The internet really hit its stride in the early 2000s. Google had found a way to serve up relevant content among the exponentially growing number of websites. More importantly, a few years later Google figured out how to monetize its huge traffic with sponsored ads and bidding for placement. For years the knock on the internet and internet companies was that they were not profitable. From 2001 to 2006, Google’s revenue climbed from $70 million to $10.5 billion. Google was not alone; Amazon’s revenues were growing quickly as well. Originally Amazon had focused mainly on selling books, but as it expanded into electronics and household items naysayers claimed it had overreached. It turned out Amazon recognized a need and its revenue grew accordingly.
The dot-com bubble of 2000-2002 made traditional companies wary of the internet and did not change their minds until the mid-2000s. Soon brick and mortar stores were rushing to create websites, as were device makers and service providers. The dot-com land grab was on and remarkably, some people actually became rich by anticipating the website boom and hoarding domain names. So coveted were these domains that people paid millions of dollars for Beer.com ($7 million), Diamond.com ($7.5 million), Casino.com ($5.5 million) and Hotels.com ($11 million). Google and Amazon demonstrated that you could make a lot of money on the internet, and the internet was websites.
Then something significant happened at the end of the decade. As companies continued their migration online and created more interactive websites, Apple changed the game by introducing the iPhone. Up until then, most people accessed the internet through a desktop or laptop computer. Phones were for talking and, more recently, for texting. Apple introduced a designed to interact with the internet directly.
The world marveled at the beauty of the iPhone, which quickly became the most popular cell phone model. In the late '90s and early 2000s, Nokia had dominated the mobile phone market. In 2007, the year the iPhone was launched, the Nokia 2600 Classic was the most popular cell phone. By 2008 the iPhone 3G was the most popular with 25 million sold, compared to the Nokia 2330's 15 million. After 2009 Nokia would never be the top-selling mobile phone again. Samsung and iPhone would trade that crown for the next decade.
So what was it that changed the mobile phone market so definitively? Often you will hear it was the increased functionality of accessing the web from your phone and the beautiful design aesthetics. However, the iPhone wasn’t the first phone to offer internet access, nor was it the first elegant phone. Another innovation was at play: the app. Apple did not invent the mobile app, but it did popularize it. Apple’s App Store for iOS opened July 10, 2008, and had roughly 100 million downloads. By the end of 2010, the total number of App downloads had grown to 10 billion.
Mobile apps offered a new way to interact with the internet. Websites are accessed through browsers. Although they can be interactive, the user had to take the initiative, typing in the web address. Mobile apps are downloaded to a phone and are proactive, downloading information to the phone while it is not in active use.
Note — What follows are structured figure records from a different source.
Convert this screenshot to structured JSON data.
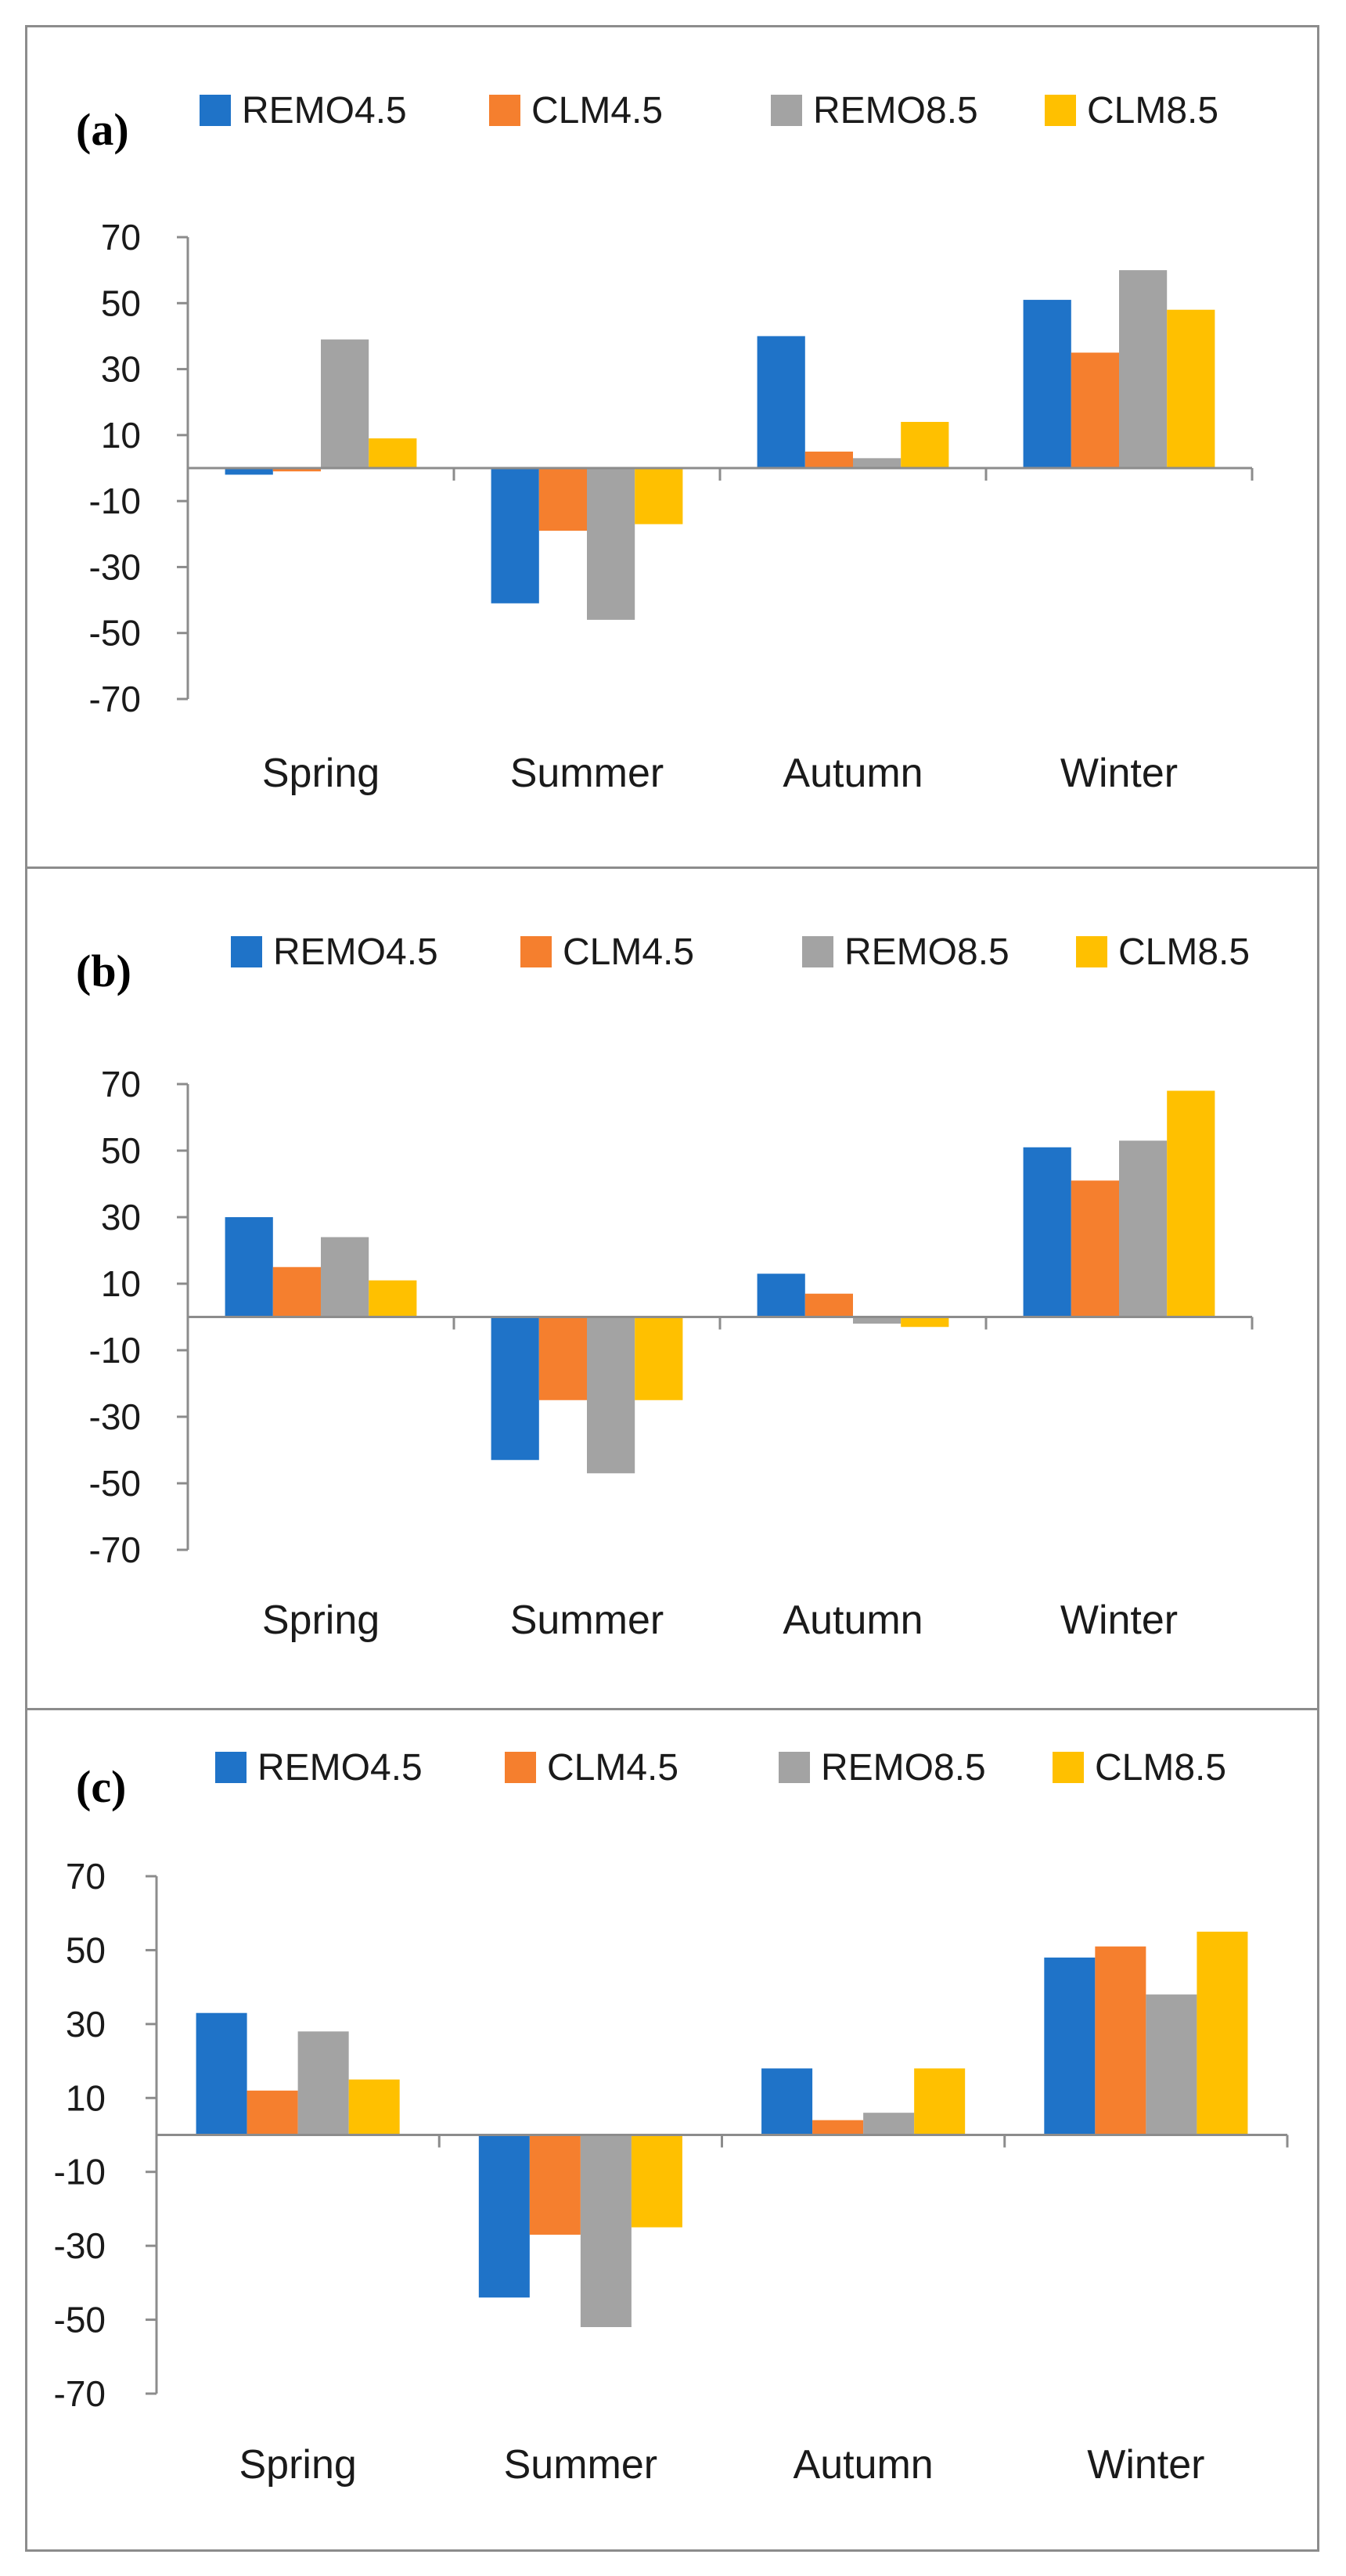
{
  "colors": {
    "REMO4.5": "#1f73c8",
    "CLM4.5": "#f57f2e",
    "REMO8.5": "#a3a3a3",
    "CLM8.5": "#ffc000"
  },
  "chart_data": [
    {
      "type": "bar",
      "panel_label": "(a)",
      "categories": [
        "Spring",
        "Summer",
        "Autumn",
        "Winter"
      ],
      "series": [
        {
          "name": "REMO4.5",
          "values": [
            -2,
            -41,
            40,
            51
          ]
        },
        {
          "name": "CLM4.5",
          "values": [
            -1,
            -19,
            5,
            35
          ]
        },
        {
          "name": "REMO8.5",
          "values": [
            39,
            -46,
            3,
            60
          ]
        },
        {
          "name": "CLM8.5",
          "values": [
            9,
            -17,
            14,
            48
          ]
        }
      ],
      "yticks": [
        "70",
        "50",
        "30",
        "10",
        "-10",
        "-30",
        "-50",
        "-70"
      ],
      "ylim": [
        -70,
        70
      ],
      "title": "",
      "xlabel": "",
      "ylabel": "",
      "legend": "top"
    },
    {
      "type": "bar",
      "panel_label": "(b)",
      "categories": [
        "Spring",
        "Summer",
        "Autumn",
        "Winter"
      ],
      "series": [
        {
          "name": "REMO4.5",
          "values": [
            30,
            -43,
            13,
            51
          ]
        },
        {
          "name": "CLM4.5",
          "values": [
            15,
            -25,
            7,
            41
          ]
        },
        {
          "name": "REMO8.5",
          "values": [
            24,
            -47,
            -2,
            53
          ]
        },
        {
          "name": "CLM8.5",
          "values": [
            11,
            -25,
            -3,
            68
          ]
        }
      ],
      "yticks": [
        "70",
        "50",
        "30",
        "10",
        "-10",
        "-30",
        "-50",
        "-70"
      ],
      "ylim": [
        -70,
        70
      ],
      "title": "",
      "xlabel": "",
      "ylabel": "",
      "legend": "top"
    },
    {
      "type": "bar",
      "panel_label": "(c)",
      "categories": [
        "Spring",
        "Summer",
        "Autumn",
        "Winter"
      ],
      "series": [
        {
          "name": "REMO4.5",
          "values": [
            33,
            -44,
            18,
            48
          ]
        },
        {
          "name": "CLM4.5",
          "values": [
            12,
            -27,
            4,
            51
          ]
        },
        {
          "name": "REMO8.5",
          "values": [
            28,
            -52,
            6,
            38
          ]
        },
        {
          "name": "CLM8.5",
          "values": [
            15,
            -25,
            18,
            55
          ]
        }
      ],
      "yticks": [
        "70",
        "50",
        "30",
        "10",
        "-10",
        "-30",
        "-50",
        "-70"
      ],
      "ylim": [
        -70,
        70
      ],
      "title": "",
      "xlabel": "",
      "ylabel": "",
      "legend": "top"
    }
  ]
}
The mobile app created a new paradigm for interacting with the internet. Now users did not have to navigate to a website, log in, navigate to the part of the website that was relevant to them, request information, and so forth. They could simply download an app, set a password and set preferences so the information they needed was ready for them ahead of time.
This new approach to interacting with the internet, combined with the ease of mobile access, has totally transformed internet companies' approach to users. Whereas it was previously all about the web page, increasingly it is all about the app. As of June of this year, the Apple App Store has had 180 billion cumulative downloads, and Google Play has had 82 billion downloads. Companies are realizing they have a huge competitive advantage if their apps are on users' phones, tablets or laptops. Push notifications can proactively solicit activity from users while default settings reduce the frustration of logging into and navigating a website.
Mobile apps can also use sensors and information from a mobile device to make the experience more interactive, catering to the user experience — something much more difficult to achieve with websites. Apps now utilize users as a sort of network that helps improve all users' overall experience. For example, Waze can help you avoid traffic jams and slowdowns or Uber can link you to the nearest driver. In general, mobile apps immerse users and make the internet more interactive and proactive. This should only increase as more and more internet-enabled devices come online as promised by the internet of things (IoT). The mobile app, seemingly a small innovation a decade ago, has transformed how we interact not just with the internet, but the world.